My guess is most couples agree to go off birth control and "try". If they can't get pregnant after a few years they may "try" harder, accept it, or look into adoption. Ron thinks most couples are actively practicing birth control, or a woman lies about using it to get pregnant and "trap" a man. I disagree.
I will tell him your opinions if you care to share them. I don't have a side, really. I think most children are wanted.
I finished the laundry and now need to do up my pills and I am done for the day. I also want to look at Amazon for some items.
That's it for now.
3 comments:
I think Ron has a misogynistic view how reproduction works, the whole “baby trap” is an over blown myth and men who believe that BS never seem to stick around.. It is hard to generalize but as a healthcare provider, i find inmy experience, men are tough to get to use condoms and girls find it difficult to bring up. Men no matter how much we educate, still seem to think women are the only ones who control reproduction. I think there are so many variables it is hard to generalize. I myself, had one child planned and the other was a broken condom very happy accident. I was already married .. I do believe most folks plan families .
I didn't plan my daughter, I was married though.

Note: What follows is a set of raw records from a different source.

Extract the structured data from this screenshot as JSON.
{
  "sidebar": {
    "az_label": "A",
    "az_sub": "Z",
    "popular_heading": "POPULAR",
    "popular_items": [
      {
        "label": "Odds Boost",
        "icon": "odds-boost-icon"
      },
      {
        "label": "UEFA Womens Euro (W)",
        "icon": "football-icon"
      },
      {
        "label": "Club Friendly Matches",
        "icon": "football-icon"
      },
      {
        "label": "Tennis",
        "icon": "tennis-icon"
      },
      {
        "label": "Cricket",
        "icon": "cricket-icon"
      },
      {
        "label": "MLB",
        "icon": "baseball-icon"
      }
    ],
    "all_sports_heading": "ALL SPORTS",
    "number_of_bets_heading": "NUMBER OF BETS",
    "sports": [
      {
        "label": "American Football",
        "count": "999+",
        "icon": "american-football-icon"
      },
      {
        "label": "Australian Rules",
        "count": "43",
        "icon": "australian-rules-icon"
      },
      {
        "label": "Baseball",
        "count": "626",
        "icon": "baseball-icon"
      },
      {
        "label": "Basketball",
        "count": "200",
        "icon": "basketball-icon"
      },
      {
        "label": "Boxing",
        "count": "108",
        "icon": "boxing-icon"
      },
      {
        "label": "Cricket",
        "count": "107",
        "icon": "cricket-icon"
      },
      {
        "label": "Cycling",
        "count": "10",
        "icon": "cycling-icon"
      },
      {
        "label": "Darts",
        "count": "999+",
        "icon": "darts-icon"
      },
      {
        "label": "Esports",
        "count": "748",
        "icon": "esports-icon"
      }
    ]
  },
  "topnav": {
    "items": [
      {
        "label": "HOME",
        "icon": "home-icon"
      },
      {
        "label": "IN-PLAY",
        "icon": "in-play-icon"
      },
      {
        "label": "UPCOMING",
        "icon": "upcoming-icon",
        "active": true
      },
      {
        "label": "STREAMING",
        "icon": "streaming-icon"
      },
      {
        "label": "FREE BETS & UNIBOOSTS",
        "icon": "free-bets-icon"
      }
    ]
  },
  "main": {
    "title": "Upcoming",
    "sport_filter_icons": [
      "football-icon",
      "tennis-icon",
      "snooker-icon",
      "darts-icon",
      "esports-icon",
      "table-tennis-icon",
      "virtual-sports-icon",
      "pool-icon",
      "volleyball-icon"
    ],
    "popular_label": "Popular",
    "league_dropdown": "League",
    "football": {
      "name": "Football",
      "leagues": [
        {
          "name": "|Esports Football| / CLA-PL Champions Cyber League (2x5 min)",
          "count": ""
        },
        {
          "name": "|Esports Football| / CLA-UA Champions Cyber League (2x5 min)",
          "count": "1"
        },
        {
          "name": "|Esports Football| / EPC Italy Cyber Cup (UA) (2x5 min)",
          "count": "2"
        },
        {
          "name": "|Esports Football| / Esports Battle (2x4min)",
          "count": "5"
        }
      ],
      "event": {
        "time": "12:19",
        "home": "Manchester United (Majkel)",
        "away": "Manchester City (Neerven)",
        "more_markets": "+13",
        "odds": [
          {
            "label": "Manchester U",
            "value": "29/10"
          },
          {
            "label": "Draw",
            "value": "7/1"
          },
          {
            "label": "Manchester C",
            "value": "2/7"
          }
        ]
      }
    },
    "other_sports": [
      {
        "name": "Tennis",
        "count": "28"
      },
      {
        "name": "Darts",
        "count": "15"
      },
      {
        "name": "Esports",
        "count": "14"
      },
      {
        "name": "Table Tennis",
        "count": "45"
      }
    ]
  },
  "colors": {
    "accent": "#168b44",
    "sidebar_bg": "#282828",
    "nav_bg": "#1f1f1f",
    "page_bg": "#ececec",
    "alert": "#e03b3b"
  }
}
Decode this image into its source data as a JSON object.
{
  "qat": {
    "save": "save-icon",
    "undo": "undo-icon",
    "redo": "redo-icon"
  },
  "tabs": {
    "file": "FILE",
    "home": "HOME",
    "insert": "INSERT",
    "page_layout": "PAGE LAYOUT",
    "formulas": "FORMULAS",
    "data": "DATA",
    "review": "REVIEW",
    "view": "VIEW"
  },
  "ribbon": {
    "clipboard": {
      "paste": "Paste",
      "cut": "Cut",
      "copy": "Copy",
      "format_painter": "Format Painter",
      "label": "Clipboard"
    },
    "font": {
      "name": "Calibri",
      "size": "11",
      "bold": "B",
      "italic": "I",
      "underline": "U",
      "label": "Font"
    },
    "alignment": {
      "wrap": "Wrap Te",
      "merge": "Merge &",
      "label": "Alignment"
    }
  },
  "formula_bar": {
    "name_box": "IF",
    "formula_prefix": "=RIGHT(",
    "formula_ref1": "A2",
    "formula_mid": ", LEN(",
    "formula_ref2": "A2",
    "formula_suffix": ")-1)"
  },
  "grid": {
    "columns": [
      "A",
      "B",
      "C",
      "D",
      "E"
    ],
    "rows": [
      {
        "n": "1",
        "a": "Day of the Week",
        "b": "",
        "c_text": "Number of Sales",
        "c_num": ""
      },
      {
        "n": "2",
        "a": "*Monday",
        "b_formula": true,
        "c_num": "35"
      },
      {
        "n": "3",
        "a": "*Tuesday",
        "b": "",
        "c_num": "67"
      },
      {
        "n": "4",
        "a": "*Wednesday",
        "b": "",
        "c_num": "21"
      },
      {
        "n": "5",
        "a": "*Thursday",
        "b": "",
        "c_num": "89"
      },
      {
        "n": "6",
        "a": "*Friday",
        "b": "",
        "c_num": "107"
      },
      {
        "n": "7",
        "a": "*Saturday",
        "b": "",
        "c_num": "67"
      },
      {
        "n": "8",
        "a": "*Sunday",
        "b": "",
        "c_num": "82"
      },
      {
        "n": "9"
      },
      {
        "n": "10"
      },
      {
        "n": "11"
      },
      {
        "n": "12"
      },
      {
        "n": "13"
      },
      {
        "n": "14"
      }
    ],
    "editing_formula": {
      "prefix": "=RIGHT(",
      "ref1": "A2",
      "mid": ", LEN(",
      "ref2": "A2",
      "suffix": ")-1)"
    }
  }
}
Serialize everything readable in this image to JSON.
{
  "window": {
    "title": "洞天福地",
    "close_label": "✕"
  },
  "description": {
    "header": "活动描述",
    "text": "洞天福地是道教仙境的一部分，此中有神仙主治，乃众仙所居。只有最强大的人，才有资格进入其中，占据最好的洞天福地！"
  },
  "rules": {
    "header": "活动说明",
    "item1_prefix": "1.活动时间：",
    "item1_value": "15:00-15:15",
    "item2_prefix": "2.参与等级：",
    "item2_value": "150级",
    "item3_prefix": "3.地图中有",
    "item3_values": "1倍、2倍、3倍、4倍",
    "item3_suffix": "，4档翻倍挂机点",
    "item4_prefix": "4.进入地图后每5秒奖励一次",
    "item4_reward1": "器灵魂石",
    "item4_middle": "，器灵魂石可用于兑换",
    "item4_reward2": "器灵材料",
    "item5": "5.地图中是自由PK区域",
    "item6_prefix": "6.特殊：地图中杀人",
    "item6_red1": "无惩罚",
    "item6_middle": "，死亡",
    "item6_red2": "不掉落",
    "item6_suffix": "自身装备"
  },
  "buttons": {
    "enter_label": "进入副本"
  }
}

Her dad abandoned us when she was 3 months old and I've been doing it by myself. Still having issued with her and she is grown. I never wanted kids, I used birth control, but not the pill.
I am sure you were a great mom. Ron knew a gal who got pregnant on the sponge and he figured on his own the only way he could ensure he wouldn't be a father was to get snipped, and he went out and did it.
It was great (has been) for me as I have never had to worry about birth control. By the time he dies I will be sterile so it won't matter.
But feel free to yell at me if I start talking about dating.